Membeli Vision Pro sedikit lebih rumit daripada rilis Apple biasanya, bukan hanya karena biaya awal yang besar untuk perangkat tingkat konsumen. Apple telah menambahkan beberapa rintangan lagi untuk dilewati untuk memesannya. Belum lagi, Anda mungkin menemukan jumlah aplikasi untuk memulai agak terbatas, meskipun perangkat kerasnya memiliki kekuatan pemrosesan yang besar, sehingga menawarkan inovasi kecil namun menonjol pada genre VR.

Berapa Lama Saya Harus Menunggu Apple Vision Pro setelah Saya Melakukan Preorder?

Dengan pre-order yang telah berlangsung selama beberapa minggu terakhir, Anda harus segera mengetahui bahwa Anda memerlukan waktu lebih lama untuk mendapatkan Vision Pro, terutama jika Anda memesan secara online. Jika Anda mencoba memesannya sekarang, toko tersebut memberi tahu Anda bahwa Anda harus menunggu hingga awal Maret. Pengambilannya di Apple Store fisik akan menyederhanakan proses menunggu, karena pengambilan tersedia pada 2 Februari.

Namun, hal ini mungkin bergantung pada ketersediaan di pengecer lokal Anda sejak saat itu Apple Vision Pro saat ini sudah terjualt di sebagian besar tempat.

Ada tiga versi Apple Vision Pro yang tersedia. Versi mulai $3.500 hadir dengan penyimpanan internal 256 GB. Edisi 512 GB berikutnya berharga $3.700. Jika Anda ingin mendapatkan Vision Pro dengan penyimpanan internal 1 TB, perkirakan akan mengeluarkan $3.900. Ada opsi untuk membiayai pembelian Anda dengan APR 0% melalui Apple Card, yang hanya tersedia saat Anda mengunjungi Apple Store.

Baca juga  WHO: Varian Omicron Mungkin Tidak Terlalu Parah pada Usia Muda dan Tua, Tetapi Tidak Ringan

Ada juga lebih banyak hal yang terlibat dalam pembelian headset daripada biasanya ketika mencoba memberi tahu Apple untuk “tutup dan ambil uang saya.” Saat pertama kali membuka halaman pembelian Vision Pro, Apple mengarahkan pengguna iPhone dan iPad ke App Store, yang akan meminta Anda melakukan pemindaian wajah. Setelah itu, Anda perlu kembali ke halaman toko Apple, di mana perusahaan akan menanyakan apakah Anda memerlukan sisipan kacamata resep yang disediakan oleh Zeiss.

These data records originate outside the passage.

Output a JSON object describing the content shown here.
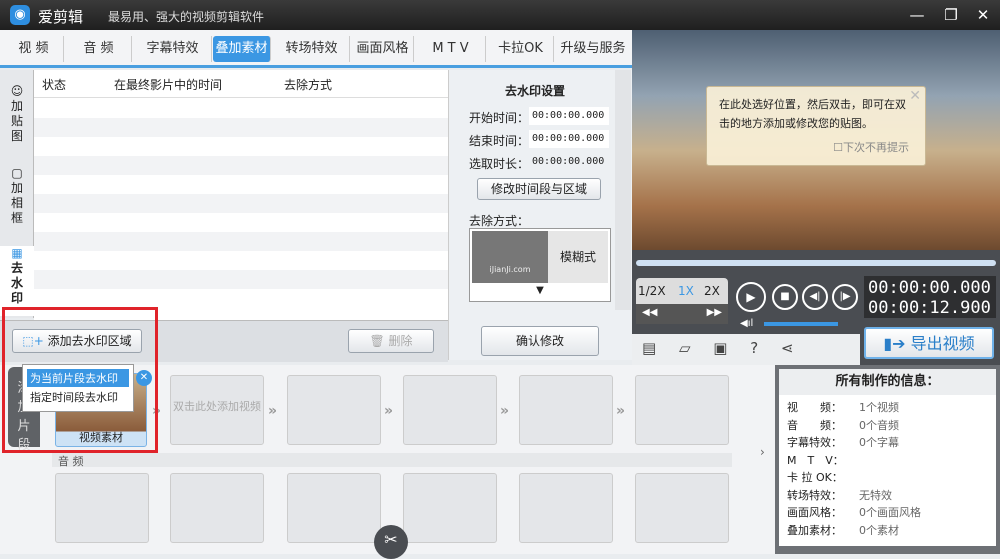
{
  "title": {
    "app": "爱剪辑",
    "slogan": "最易用、强大的视频剪辑软件"
  },
  "tabs": [
    "视 频",
    "音 频",
    "字幕特效",
    "叠加素材",
    "转场特效",
    "画面风格",
    "M T V",
    "卡拉OK",
    "升级与服务"
  ],
  "side_tabs": [
    "加贴图",
    "加相框",
    "去水印"
  ],
  "table": {
    "headers": [
      "状态",
      "在最终影片中的时间",
      "去除方式"
    ]
  },
  "settings": {
    "title": "去水印设置",
    "start_label": "开始时间：",
    "start_value": "00:00:00.000",
    "end_label": "结束时间：",
    "end_value": "00:00:00.000",
    "dur_label": "选取时长：",
    "dur_value": "00:00:00.000",
    "modify_button": "修改时间段与区域",
    "method_label": "去除方式：",
    "method_value": "模糊式",
    "thumb_text": "iJianJi.com",
    "confirm_button": "确认修改"
  },
  "bottom": {
    "add_button": "添加去水印区域",
    "delete_button": "删除"
  },
  "popup": {
    "items": [
      "为当前片段去水印",
      "指定时间段去水印"
    ]
  },
  "tip": {
    "text": "在此处选好位置，然后双击，即可在双击的地方添加或修改您的贴图。",
    "checkbox": "下次不再提示"
  },
  "player": {
    "speeds": [
      "1/2X",
      "1X",
      "2X"
    ],
    "time_current": "00:00:00.000",
    "time_total": "00:00:12.900",
    "export_button": "导出视频",
    "volume": 0.9
  },
  "timeline": {
    "add_clip": "添加片段",
    "clip_label": "视频素材",
    "empty_clip": "双击此处添加视频",
    "audio_label": "音 频"
  },
  "info": {
    "title": "所有制作的信息：",
    "rows": [
      [
        "视　　频：",
        "1个视频"
      ],
      [
        "音　　频：",
        "0个音频"
      ],
      [
        "字幕特效：",
        "0个字幕"
      ],
      [
        "M　T　V：",
        ""
      ],
      [
        "卡 拉 OK：",
        ""
      ],
      [
        "转场特效：",
        "无特效"
      ],
      [
        "画面风格：",
        "0个画面风格"
      ],
      [
        "叠加素材：",
        "0个素材"
      ]
    ]
  }
}
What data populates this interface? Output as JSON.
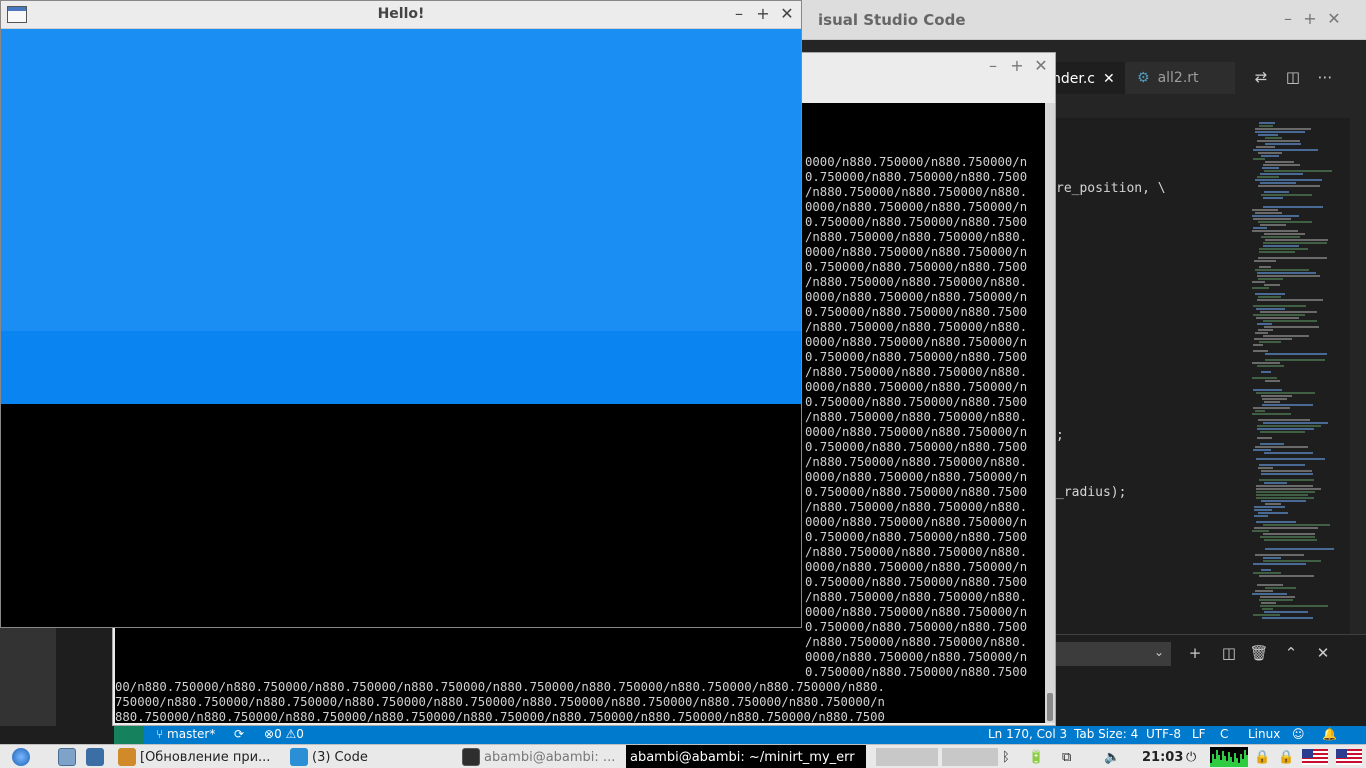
{
  "vscode": {
    "title": "isual Studio Code",
    "tabs": [
      {
        "label": "nder.c",
        "close": "✕"
      },
      {
        "label": "all2.rt",
        "icon": "gear-icon"
      }
    ],
    "code": {
      "frag1": "re_position, \\",
      "frag2": ";",
      "frag3": "_radius);"
    },
    "panel": {
      "select_value": ""
    },
    "statusbar": {
      "branch": "master*",
      "errors": "0",
      "warnings": "0",
      "position": "Ln 170, Col 3",
      "tab_size": "Tab Size: 4",
      "encoding": "UTF-8",
      "eol": "LF",
      "language": "C",
      "platform": "Linux"
    }
  },
  "terminal": {
    "lines_left": [
      "0000/n880.750000/n880.750000/n",
      "0.750000/n880.750000/n880.7500",
      "/n880.750000/n880.750000/n880.",
      "0000/n880.750000/n880.750000/n",
      "0.750000/n880.750000/n880.7500",
      "/n880.750000/n880.750000/n880.",
      "0000/n880.750000/n880.750000/n",
      "0.750000/n880.750000/n880.7500",
      "/n880.750000/n880.750000/n880.",
      "0000/n880.750000/n880.750000/n",
      "0.750000/n880.750000/n880.7500",
      "/n880.750000/n880.750000/n880.",
      "0000/n880.750000/n880.750000/n",
      "0.750000/n880.750000/n880.7500",
      "/n880.750000/n880.750000/n880.",
      "0000/n880.750000/n880.750000/n",
      "0.750000/n880.750000/n880.7500",
      "/n880.750000/n880.750000/n880.",
      "0000/n880.750000/n880.750000/n",
      "0.750000/n880.750000/n880.7500",
      "/n880.750000/n880.750000/n880.",
      "0000/n880.750000/n880.750000/n",
      "0.750000/n880.750000/n880.7500",
      "/n880.750000/n880.750000/n880.",
      "0000/n880.750000/n880.750000/n",
      "0.750000/n880.750000/n880.7500",
      "/n880.750000/n880.750000/n880.",
      "0000/n880.750000/n880.750000/n",
      "0.750000/n880.750000/n880.7500",
      "/n880.750000/n880.750000/n880.",
      "0000/n880.750000/n880.750000/n",
      "0.750000/n880.750000/n880.7500",
      "/n880.750000/n880.750000/n880.",
      "0000/n880.750000/n880.750000/n",
      "0.750000/n880.750000/n880.7500"
    ],
    "lines_full": [
      "00/n880.750000/n880.750000/n880.750000/n880.750000/n880.750000/n880.750000/n880.750000/n880.750000/n880.",
      "750000/n880.750000/n880.750000/n880.750000/n880.750000/n880.750000/n880.750000/n880.750000/n880.750000/n",
      "880.750000/n880.750000/n880.750000/n880.750000/n880.750000/n880.750000/n880.750000/n880.750000/n880.7500",
      "00/n880.750000/n880.750000/n880.750000/n880.750000/n880.750000/n880.750000/n880.750000/n880.750000/n880.",
      "750000/n880.750000/n880.750000/n880.750000/n880.750000/n880.750000/n880.750000/n880.750000/n880.750000/n"
    ],
    "last_line": "880.750000/n880.750000/n880.750000/n880.750000/n880.750000/n880.750000/n880."
  },
  "hello": {
    "title": "Hello!"
  },
  "colors": {
    "sky_top": "#1a8ef2",
    "sky_bottom": "#0a84f0",
    "statusbar": "#007acc",
    "taskbar_active": "#000000"
  },
  "taskbar": {
    "items": [
      {
        "label": "[Обновление при...",
        "icon": "package-icon"
      },
      {
        "label": "(3) Code",
        "icon": "vscode-icon"
      },
      {
        "label": "abambi@abambi: ...",
        "icon": "terminal-icon"
      },
      {
        "label": "abambi@abambi: ~/minirt_my_err",
        "icon": ""
      }
    ],
    "clock": "21:03",
    "volume_icon": "speaker-icon",
    "power_icon": "power-icon",
    "keyboard_layout": "us-flag-icon"
  }
}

Mereka yang tertarik untuk mendapatkan Vision Pro telah mendapatkan petunjuknya diperkirakan 160.000 hingga 180.000 preorder sejauh ini. Itu tidak banyak dibandingkan dengan rilis iPhone biasanya, tapi ingat, ini adalah headset seharga $3.500. Biaya awal untuk membuat perangkat ini membuat sebagian besar analis berpikir bahwa Apple ingin mengirimkan Vision Pro jauh lebih sedikit dibandingkan produk lainnya, dan saat ini, sebagian besar memperkirakan Apple hanya akan mengirimkan sekitar 500.000 Vision Pro tahun ini.

Namun, tidak ada banyak dorongan untuk menggunakan headset baru lebih awal. Persediaan yang terbatas mungkin mempersulit pengadaan Vision Pro di masa depan, meskipun hal itu hanya terjadi jika headset tersebut terbukti jauh lebih populer daripada yang diperkirakan Apple. Mengingat apa yang dikatakan sebagian besar orang yang berkesempatan menguji perangkat tersebut, Anda mungkin aman mengambil pendekatan menunggu dan melihat.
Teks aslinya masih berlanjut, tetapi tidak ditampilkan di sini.